Keith kept us amused.  He had a pack of cards and could do tricks with coins and cigarettes.  He was working in one of the larger hotels, I forget which one, and it turned out that you had to start at the bottom and work your way up.  He was at the bottom, it seemed, doing the washing up.  I wondered whether he wore Marigolds and a pinny.
‘You going to the Mecca interviews, too?’  Keith knew much more about what was going on than we did.  He couldn’t keep still, either.  I could see that his hyperactive enthusiasm was getting on Carol’s nerves.
‘What are they, for God’s sake?’  Carol was trying to do up the flies of her jeans.  They wouldn’t close properly and she swore she would never again set foot in Miss Selfish Pig.
‘Mecca Casinos. They’re recruiting. Monday.  Much bigger than Playboy.  Got the address if you want it.’
‘Yeah, sure.  Is the money better?’ 
Good point Carol!
‘Dunno.  Probably. Got to be better than hotel work, anyway.’ 
We nodded, taking his word for it. It struck me that I hadn’t read anything about the salary in the Playboy advert.  It must pay well, though - we would practically be celebrities.  Our pictures would appear in glossy magazines on the arms of superstars and sex symbols.  We would be sponsored by Chanel, Clinique, Yves Saint Laurent… And, looking lovely, we would be catapulted into a world of champagne and caviar, silk undies and tiaras, unlimited Poptarts and Ambrosia Creamed Rice.  
It took around two hours to get into the building and up the stairs to the first floor, where we waited our turn to run the gauntlet of the ‘Yes’/‘No’ corridor.  It was a strange experience to walk into a room where a bored, well-dressed person sat behind a desk, whose job it was to hand over a yellow card so that you could go on to the next stage of the interview. It made light of our endeavour, but we were not yet important enough to object, so we took it in our stride and didn’t complain. Of course by the time we got there, all kinds of rumours had filtered down from the ones who hadn’t made it. You shouldn’t smile.  You shouldn’t speak.  You should stick your tits out.  You should smoulder.
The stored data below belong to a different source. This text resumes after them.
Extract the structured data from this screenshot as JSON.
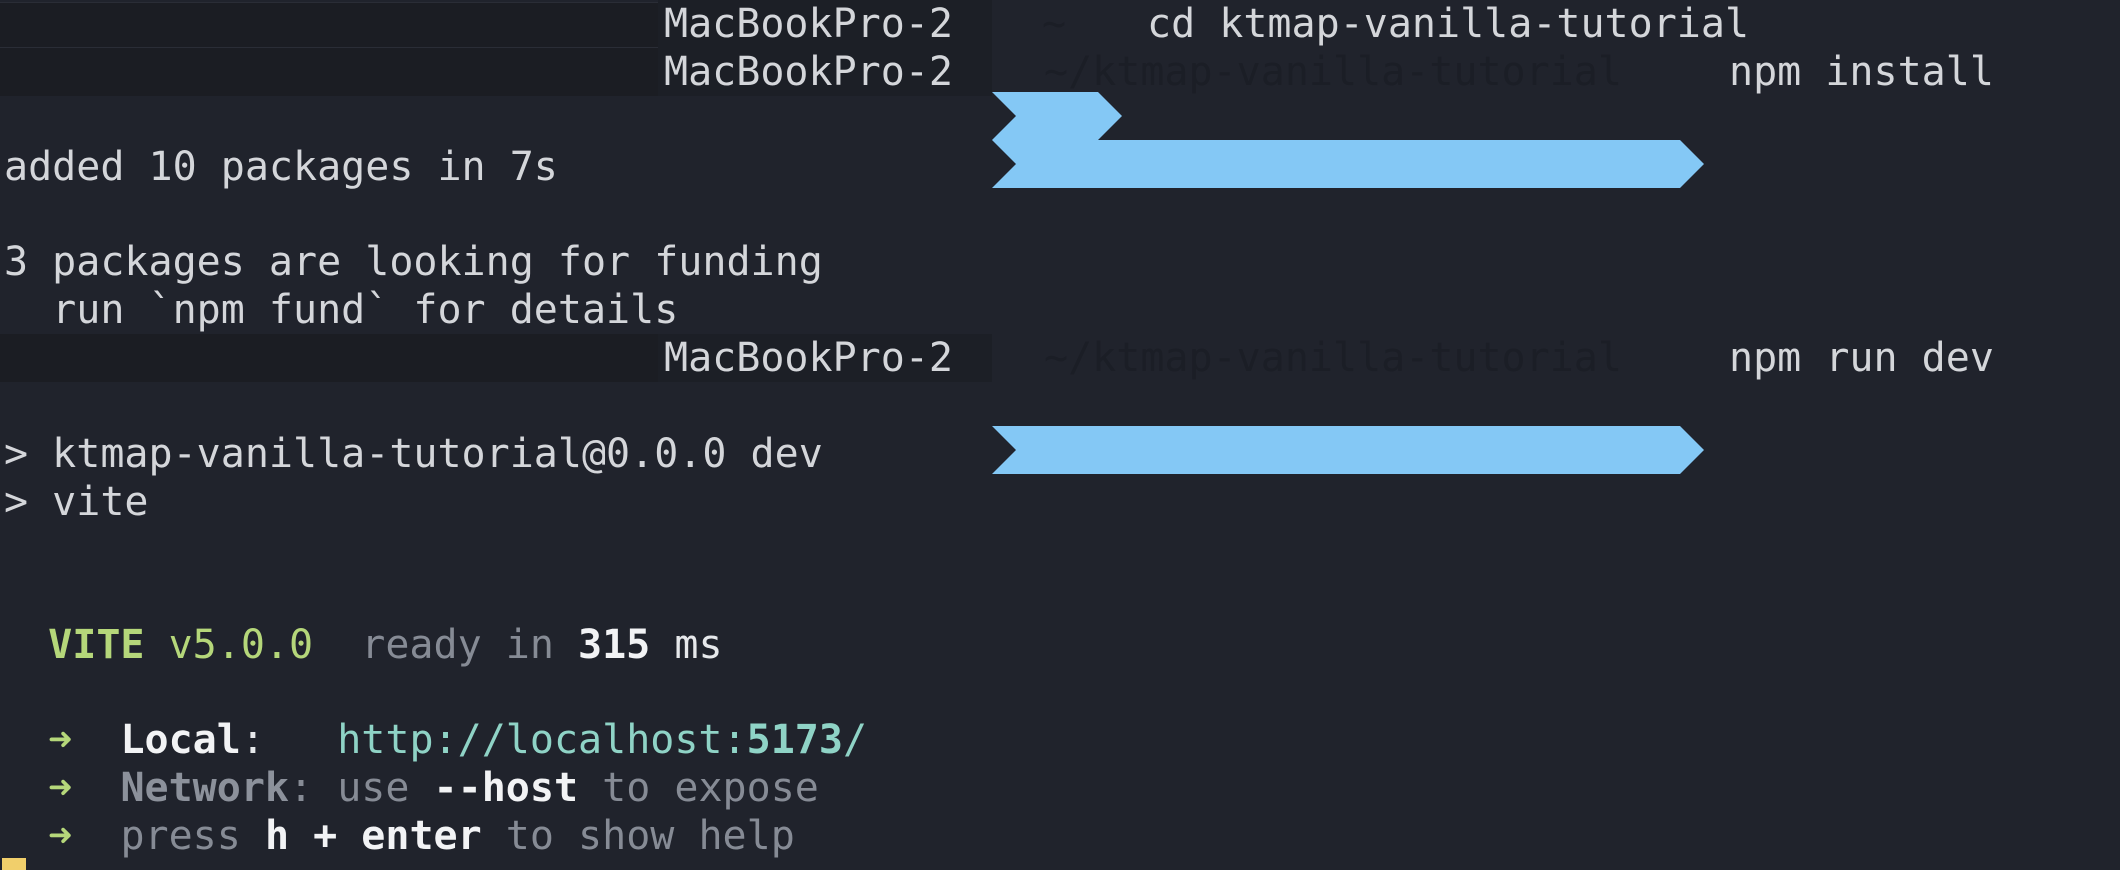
{
  "colors": {
    "background": "#20232c",
    "prompt_path_bg": "#84c8f5",
    "vite_green": "#b5d77a",
    "url_cyan": "#8fd3c6",
    "cursor": "#f1cf6b"
  },
  "prompt1": {
    "host": "MacBookPro-2",
    "path": "~",
    "command": "cd ktmap-vanilla-tutorial"
  },
  "prompt2": {
    "host": "MacBookPro-2",
    "path": "~/ktmap-vanilla-tutorial",
    "command": "npm install"
  },
  "out_added": "added 10 packages in 7s",
  "out_funding1": "3 packages are looking for funding",
  "out_funding2": "  run `npm fund` for details",
  "prompt3": {
    "host": "MacBookPro-2",
    "path": "~/ktmap-vanilla-tutorial",
    "command": "npm run dev"
  },
  "script_line1": "> ktmap-vanilla-tutorial@0.0.0 dev",
  "script_line2": "> vite",
  "vite": {
    "name": "VITE",
    "version": "v5.0.0",
    "ready_prefix": "ready in",
    "ready_ms": "315",
    "ready_unit": "ms"
  },
  "local": {
    "arrow": "➜",
    "label": "Local",
    "colon": ":",
    "url_prefix": "http://localhost:",
    "port": "5173",
    "url_suffix": "/"
  },
  "network": {
    "arrow": "➜",
    "label": "Network",
    "colon": ":",
    "use": "use",
    "flag": "--host",
    "rest": "to expose"
  },
  "help": {
    "arrow": "➜",
    "press": "press",
    "keys": "h + enter",
    "rest": "to show help"
  }
}
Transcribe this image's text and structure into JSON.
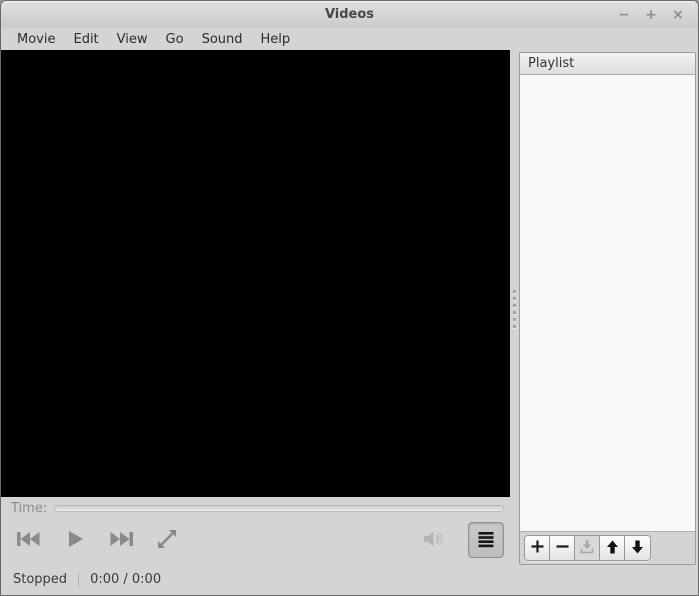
{
  "window": {
    "title": "Videos",
    "controls": {
      "minimize": {
        "glyph": "−",
        "name": "minimize"
      },
      "maximize": {
        "glyph": "+",
        "name": "maximize"
      },
      "close": {
        "glyph": "×",
        "name": "close"
      }
    }
  },
  "menu": {
    "items": [
      "Movie",
      "Edit",
      "View",
      "Go",
      "Sound",
      "Help"
    ]
  },
  "video": {
    "state": "no media loaded",
    "background": "#000000"
  },
  "controls": {
    "time_label": "Time:",
    "seek_value": 0,
    "seek_enabled": false,
    "buttons": [
      "previous",
      "play",
      "next",
      "fullscreen"
    ],
    "volume_enabled": false,
    "sidebar_toggle_pressed": true
  },
  "playlist": {
    "title": "Playlist",
    "items": [],
    "toolbar_icons": [
      "add-icon",
      "remove-icon",
      "save-playlist-icon",
      "move-up-icon",
      "move-down-icon"
    ],
    "save_enabled": false
  },
  "statusbar": {
    "state": "Stopped",
    "time": "0:00 / 0:00"
  },
  "icons": {
    "previous": "media-skip-backward",
    "play": "media-play",
    "next": "media-skip-forward",
    "fullscreen": "view-fullscreen",
    "volume": "audio-volume",
    "sidebar_toggle": "view-sidebar-lines"
  },
  "colors": {
    "window_bg": "#d6d4d2",
    "titlebar_top": "#e0e0e0",
    "titlebar_bottom": "#cbcbcb",
    "video_bg": "#000000",
    "playlist_bg": "#f8f8f8",
    "icon_gray": "#8a8a8a",
    "disabled_icon": "#b4b4b4",
    "text": "#2b2b2b"
  }
}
I slinked into room 117 and a woman with a moustache and body odour, said, ‘Good afternoon.  Down the corridor, second on the right.’ 
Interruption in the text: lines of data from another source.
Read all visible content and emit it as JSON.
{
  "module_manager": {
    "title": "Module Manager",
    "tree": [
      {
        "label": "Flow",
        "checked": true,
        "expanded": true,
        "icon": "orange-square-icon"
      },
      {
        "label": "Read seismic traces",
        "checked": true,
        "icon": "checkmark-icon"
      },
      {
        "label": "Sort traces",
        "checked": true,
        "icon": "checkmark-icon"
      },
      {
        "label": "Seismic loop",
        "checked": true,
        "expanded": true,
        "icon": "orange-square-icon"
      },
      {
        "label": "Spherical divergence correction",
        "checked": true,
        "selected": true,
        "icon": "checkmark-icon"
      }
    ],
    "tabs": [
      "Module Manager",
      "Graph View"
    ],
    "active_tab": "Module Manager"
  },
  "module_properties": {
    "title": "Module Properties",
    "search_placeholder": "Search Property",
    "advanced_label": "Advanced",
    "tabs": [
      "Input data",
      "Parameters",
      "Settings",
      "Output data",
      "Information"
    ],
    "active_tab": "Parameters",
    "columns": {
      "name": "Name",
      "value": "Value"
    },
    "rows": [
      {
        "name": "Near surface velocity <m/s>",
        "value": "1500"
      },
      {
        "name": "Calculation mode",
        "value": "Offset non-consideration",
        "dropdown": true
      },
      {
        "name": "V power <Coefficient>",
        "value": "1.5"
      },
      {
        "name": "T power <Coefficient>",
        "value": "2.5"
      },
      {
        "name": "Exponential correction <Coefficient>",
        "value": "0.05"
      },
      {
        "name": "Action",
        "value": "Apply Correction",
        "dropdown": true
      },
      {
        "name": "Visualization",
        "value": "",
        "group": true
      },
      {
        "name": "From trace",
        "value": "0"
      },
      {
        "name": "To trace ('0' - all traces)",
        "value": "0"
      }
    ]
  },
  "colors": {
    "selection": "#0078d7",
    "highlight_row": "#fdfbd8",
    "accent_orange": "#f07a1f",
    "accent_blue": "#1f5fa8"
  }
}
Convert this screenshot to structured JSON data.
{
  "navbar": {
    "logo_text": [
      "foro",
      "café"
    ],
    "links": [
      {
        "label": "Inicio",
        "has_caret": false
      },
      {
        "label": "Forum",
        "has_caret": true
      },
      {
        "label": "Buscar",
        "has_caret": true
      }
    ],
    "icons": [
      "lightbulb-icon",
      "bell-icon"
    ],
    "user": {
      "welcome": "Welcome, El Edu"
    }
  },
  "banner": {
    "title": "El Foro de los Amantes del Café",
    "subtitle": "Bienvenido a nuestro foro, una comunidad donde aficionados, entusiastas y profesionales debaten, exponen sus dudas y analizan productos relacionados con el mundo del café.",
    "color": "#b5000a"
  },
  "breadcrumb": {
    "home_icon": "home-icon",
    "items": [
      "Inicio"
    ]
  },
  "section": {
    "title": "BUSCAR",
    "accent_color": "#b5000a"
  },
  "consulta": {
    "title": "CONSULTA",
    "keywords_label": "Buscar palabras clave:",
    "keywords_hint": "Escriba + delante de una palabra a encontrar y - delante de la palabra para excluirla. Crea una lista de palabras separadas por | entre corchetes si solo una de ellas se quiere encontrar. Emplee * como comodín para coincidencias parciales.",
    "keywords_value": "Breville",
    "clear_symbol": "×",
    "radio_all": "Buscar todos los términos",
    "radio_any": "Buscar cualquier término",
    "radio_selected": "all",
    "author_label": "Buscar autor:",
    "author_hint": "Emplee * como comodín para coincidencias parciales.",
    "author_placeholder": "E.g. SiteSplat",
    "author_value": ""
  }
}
I said, ‘Thank you very much,’ and, for some reason, walked backwards out of the room, trying not to catch her eye in case she changed her mind.
Outside, Carol was waving her card at me and crossing her legs, laughing. It was one of those silent laughs that makes it difficult to speak properly.
‘Where’s the bloody loo?  I’m going to wet myself!  Bloke was flat out on the desk, wobble-snoring.  Just helped myself.’
So much for the first phase of the interview.  The next would not be so easy.